I think that there is hope. Hope for D and his health. Hope for D and me. Hope for us as a family. I have at times asked myself if I made a horrible mistake in agreeing to him wanting to co-parent with me. But I don't think I did. Besides, I see it as the same as someone who agreed to have sex with me and I got pregnant. It's done. Let's work with what we've got. And despite all of these sometimes overwhelming health and family challenges that have come up in the last year, we have a lot. Most importantly, we have life. Each day D is still alive I am thankful. I have fully prepared myself (well, not fully, but as much as you can) that D could go at any time. I have experienced death enough that I now mentally brace for that call. Or that visit when I walk in to find him gone. I know it will happen someday. Hopefully not anytime near soon. Even though I've played the role of caregiver for him, my job has always been less about being able to save his life physically, and more about giving him access to life emotionally and spiritually and giving him someone to share it with. I'm trying to find that balance between giving him this, in part through my children and fatherhood for him, and also balancing the needs of my kids for strong, trustworthy people in their lives. Not to mention making sure that I get what I need in this relationship. The balance has shifted because now, in that equation, I will always err on the side of my kids.
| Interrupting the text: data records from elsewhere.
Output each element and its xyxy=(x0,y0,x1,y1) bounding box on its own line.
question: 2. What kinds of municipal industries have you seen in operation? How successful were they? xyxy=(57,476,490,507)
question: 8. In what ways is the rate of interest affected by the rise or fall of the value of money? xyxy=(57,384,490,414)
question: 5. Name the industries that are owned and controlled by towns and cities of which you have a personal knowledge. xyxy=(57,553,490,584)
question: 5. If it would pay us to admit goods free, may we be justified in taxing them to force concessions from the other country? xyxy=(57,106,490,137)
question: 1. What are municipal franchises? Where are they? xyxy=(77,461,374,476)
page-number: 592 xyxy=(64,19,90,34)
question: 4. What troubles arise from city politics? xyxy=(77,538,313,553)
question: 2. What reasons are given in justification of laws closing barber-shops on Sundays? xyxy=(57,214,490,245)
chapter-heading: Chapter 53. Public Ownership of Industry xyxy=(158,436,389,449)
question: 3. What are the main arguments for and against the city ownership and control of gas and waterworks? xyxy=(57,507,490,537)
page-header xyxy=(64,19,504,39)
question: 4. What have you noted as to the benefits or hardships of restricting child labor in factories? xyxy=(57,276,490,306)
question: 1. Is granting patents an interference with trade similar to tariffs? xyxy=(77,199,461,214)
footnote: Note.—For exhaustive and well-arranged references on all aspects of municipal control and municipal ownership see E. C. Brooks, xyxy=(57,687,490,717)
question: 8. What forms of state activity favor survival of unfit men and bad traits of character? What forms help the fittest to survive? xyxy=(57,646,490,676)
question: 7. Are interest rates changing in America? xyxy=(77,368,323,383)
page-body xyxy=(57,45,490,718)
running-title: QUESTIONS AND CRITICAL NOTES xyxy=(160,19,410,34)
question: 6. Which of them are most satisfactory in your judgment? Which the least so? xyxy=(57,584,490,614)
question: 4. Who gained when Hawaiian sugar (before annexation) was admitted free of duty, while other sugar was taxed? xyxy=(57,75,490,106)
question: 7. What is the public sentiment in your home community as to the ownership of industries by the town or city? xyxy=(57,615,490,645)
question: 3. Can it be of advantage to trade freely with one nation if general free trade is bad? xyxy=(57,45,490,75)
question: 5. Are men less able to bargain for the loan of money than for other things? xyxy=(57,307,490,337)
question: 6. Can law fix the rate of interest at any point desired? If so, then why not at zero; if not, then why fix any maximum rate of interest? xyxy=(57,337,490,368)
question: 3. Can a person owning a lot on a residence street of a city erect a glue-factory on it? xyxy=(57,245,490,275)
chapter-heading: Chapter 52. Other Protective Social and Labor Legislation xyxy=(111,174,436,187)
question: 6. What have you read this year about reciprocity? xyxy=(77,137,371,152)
Sigh. But, we are still working on it. Still trying. Still loving towards each other. I still have faith.
And that, my friends, was a big long confessional for someone who was just hanging.
I agree with it !!!
Posted by: abacus | April 30, 2006 at 06:59 AM
Wow. What a thoughtful and loving post--loving of yourself, of D., of your children, and even of D's family. It sounds like becoming a parent has changed you! I hope D. can come through, but I have no doubt that you will be a strong and successful parent.